Sebagai hewan liar, upaya konservasi terhadap komodo mesti dengan cara in situ. Untuk itu, saya kira langkah pemerintah membatasi pengunjung dan menaikkan biaya masuk ke dua pulau yang menjadi wilayah konservasi komodo tepat.

 “Harta” yang mahal tentu membutuhkan perawatan yang mahal pula. Demikianlah saya kira, komodo sebagai “harta” yang mahal bagi kita, membutuhkan “perawatan” yang mahal pula. Kemahalan tersebut tidak hanya dalam hal biaya (uang) konservasi, tetapi juga membutuhkan kesadaran dan kerelaan kita untuk menjaga lingkungan hidup sebagai habitat komodo.

Kita bersyukur, komodo telah ditetapkan sebagai salah satu dari tujuh keajaiban dunia yang baru pada tahun 2011 lalu. Untuk mempertahankan keberadaan dan apresiasi terhadap keajaiban dunia ini, perlu upaya konservasi, bahkan mitigasi dari kepunahannya. Membatasi kunjungan wisatawan ialah upaya membatasi beban lingkungan yang perlu ditanggung habitat komodo.

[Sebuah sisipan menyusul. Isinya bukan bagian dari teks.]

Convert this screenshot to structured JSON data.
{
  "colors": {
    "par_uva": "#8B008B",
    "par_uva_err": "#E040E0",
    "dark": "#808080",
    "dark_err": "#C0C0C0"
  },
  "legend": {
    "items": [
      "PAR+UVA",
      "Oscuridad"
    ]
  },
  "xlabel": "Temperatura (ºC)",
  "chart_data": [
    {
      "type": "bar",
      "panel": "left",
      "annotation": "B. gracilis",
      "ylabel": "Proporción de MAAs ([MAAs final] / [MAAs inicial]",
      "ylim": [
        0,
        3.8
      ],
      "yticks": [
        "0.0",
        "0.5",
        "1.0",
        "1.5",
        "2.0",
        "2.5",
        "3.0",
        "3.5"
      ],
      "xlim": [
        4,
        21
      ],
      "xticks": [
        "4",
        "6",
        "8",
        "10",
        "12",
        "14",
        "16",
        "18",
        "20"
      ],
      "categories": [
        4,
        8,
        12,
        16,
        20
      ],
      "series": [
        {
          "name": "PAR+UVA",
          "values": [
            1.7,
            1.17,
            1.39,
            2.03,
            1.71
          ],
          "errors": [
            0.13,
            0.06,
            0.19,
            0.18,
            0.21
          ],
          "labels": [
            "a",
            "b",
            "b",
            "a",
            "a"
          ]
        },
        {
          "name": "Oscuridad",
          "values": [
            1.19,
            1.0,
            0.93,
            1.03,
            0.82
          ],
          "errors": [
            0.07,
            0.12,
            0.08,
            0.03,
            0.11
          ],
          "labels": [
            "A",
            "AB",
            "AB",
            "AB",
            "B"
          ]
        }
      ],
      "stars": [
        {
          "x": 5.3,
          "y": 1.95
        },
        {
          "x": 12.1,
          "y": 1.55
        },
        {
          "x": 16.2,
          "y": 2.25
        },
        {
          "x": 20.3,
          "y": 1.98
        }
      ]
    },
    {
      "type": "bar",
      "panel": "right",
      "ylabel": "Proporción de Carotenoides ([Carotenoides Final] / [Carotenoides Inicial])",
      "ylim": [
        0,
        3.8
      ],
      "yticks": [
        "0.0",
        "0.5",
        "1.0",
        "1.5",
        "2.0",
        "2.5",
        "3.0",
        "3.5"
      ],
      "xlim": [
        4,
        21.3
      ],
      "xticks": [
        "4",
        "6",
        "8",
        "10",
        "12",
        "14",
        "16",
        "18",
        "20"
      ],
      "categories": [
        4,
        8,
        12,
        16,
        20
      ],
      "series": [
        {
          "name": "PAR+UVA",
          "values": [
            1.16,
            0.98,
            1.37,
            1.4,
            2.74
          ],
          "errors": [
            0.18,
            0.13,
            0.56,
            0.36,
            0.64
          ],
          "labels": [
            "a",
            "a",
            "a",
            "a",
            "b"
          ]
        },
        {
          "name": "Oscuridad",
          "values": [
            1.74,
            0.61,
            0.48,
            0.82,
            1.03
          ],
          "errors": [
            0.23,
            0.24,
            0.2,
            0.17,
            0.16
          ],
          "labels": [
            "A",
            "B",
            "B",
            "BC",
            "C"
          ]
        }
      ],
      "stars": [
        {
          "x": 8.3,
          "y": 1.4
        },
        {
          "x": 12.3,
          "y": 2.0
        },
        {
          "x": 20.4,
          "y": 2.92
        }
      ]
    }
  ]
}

Sewaktu berkunjung ke TNK, saya melihat sendiri bagaimana wisatawan dalam kunjungan ke pulau komodo, lalu mengikuti trayek didampingi petugas jagawana TNK, terkadang keluar jalur jalan dan memasuki kawasan hutan. Meski tindakan yang terlihat sepele, saya kira akan mengancam tumbuh dan kembangnya flora (tumbuhan). Dan dalam jejaring makanan, akan mengancam kelestarian herbivora (semisal rusa), lalu akan mengancam komodo sebagai karnivora (pemakan daging, termasuk rusa). Hal ini tidak boleh terjadi.

Namun di sisi lain, dalam menerapkan pembatasan kunjungan ke pulau Padar dan pulau Komodo ini, pemerintah perlu juga memperhatikan dampaknya kepada ekonomi masyarakat lokal. Setidaknya mereka perlu mendapat kompensasi. Semisal dari biaya konservasi tadi, ada alokasi untuk mengatasi dampak ekonomi yang mereka alami. Atau pemerintah mengambil kebijakan lain yang dapat mengompensasi dampak ekonomi yang dialami warga kedua pulau ini.

Bagaimana pun, ada rupa, ada harga. Demikianlah jika ingin rupa komodo tidak sekadar gambar di kertas, di gawai, atau di komputer, tetapi berupa sosok asli komodo dan yang dapat terus dilihat di habitat aslinya hingga zaman anak cucu kita, maka mesti ada harga yang perlu kita bayar.